L'odyssée d'un psy en roue libre

C’est à une expérience peu banale que s’est livré Sam Shuster, professeur retraité en dermatologie de l’université de Newcastle, mais psychologue social improvisé. Profitant de son temps libre pour s’exercer au monocycle, il a observé pendant plus d’un an les réactions des personnes croisées dans la rue alors qu’il se promenait perché sur son unique roue.

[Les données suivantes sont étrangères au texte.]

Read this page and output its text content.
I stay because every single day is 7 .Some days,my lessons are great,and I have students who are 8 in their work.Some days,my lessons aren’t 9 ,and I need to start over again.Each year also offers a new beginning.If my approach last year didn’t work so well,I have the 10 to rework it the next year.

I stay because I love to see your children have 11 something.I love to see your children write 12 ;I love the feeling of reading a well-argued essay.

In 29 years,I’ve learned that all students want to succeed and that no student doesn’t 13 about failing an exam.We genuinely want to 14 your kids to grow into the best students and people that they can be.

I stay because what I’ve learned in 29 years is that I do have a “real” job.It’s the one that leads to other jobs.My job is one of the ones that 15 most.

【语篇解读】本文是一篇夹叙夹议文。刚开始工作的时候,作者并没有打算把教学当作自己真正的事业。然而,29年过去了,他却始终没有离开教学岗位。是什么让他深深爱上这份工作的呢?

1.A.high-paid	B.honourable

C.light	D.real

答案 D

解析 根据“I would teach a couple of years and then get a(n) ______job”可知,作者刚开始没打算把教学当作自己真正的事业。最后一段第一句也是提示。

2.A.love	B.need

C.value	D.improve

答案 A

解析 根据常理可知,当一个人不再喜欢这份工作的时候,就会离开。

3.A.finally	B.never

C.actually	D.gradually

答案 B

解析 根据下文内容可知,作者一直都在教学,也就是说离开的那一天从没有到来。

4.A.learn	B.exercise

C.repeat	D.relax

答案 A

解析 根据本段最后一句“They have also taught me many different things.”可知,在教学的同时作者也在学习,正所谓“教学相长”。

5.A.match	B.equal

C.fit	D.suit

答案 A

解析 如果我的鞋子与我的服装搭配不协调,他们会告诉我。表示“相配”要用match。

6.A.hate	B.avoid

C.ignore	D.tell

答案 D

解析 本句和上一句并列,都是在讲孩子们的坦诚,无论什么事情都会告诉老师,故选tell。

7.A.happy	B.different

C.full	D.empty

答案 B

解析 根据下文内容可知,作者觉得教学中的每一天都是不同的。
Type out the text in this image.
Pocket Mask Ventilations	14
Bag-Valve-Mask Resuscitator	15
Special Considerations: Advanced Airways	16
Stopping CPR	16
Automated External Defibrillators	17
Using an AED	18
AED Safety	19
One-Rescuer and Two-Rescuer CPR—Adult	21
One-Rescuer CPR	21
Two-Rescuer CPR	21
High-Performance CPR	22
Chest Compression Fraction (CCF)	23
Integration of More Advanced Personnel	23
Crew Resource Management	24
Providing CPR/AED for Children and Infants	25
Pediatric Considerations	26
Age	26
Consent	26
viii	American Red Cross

Il a ainsi soigneusement consigné les réactions de plus de 400 personnes. Si 5 % d’entre elles n’ont exprimé aucune réaction – physique ou verbale - à son approche, il a bien souvent suscité des commentaires, des sourires ou au contraire des gestes de recul. Dans la moitié des cas, les réactions au passage du Pr Shuster en monocycle étaient verbales. Le principal résultat de cette singulière expérience est que les différences de comportements se révèlent très frappantes selon l’âge, et surtout selon le sexe des personnes rencontrées. Ainsi, alors que les enfants en bas âge, filles et garçons, exprimaient bien souvent de la curiosité à l’égard du promeneur en monocycle, il n’était pas rare que les garçons plus âgés (de 11 ans à 13 ans) se montrent agressifs, certains lui lançant des pierres pour le déséquilibrer. Chez les adultes, les interactions avec le Pr Shuster diffèrent clairement selon le sexe de l’interlocuteur : alors que les femmes exprimaient fréquemment leur admiration envers le monocycliste, les hommes se livraient souvent à un commentaire sarcastique, du type : « Perdu une roue ? » Ainsi, alors que 95 % des commentaires exprimés par les femmes étaient élogieux, ce n’était le cas que pour 25 % des commentaires formulés par la gent masculine. La majorité des hommes qui ont croisé l’universitaire en monocycle lui ont lancé des commentaires sur le ton de la plaisanterie. Des blagues que leurs auteurs voulaient originales et drôles, sans qu’elles le soient toujours, soulève le Pr Shuster. Pour l’universitaire retraité, cette propension des hommes à lancer des plaisanteries à propos de son monocycle relève d’un « mécanisme commun sous-jacent » à la gent masculine : « une forme d’agression verbale », rendue acceptable par le ton humoristique employé.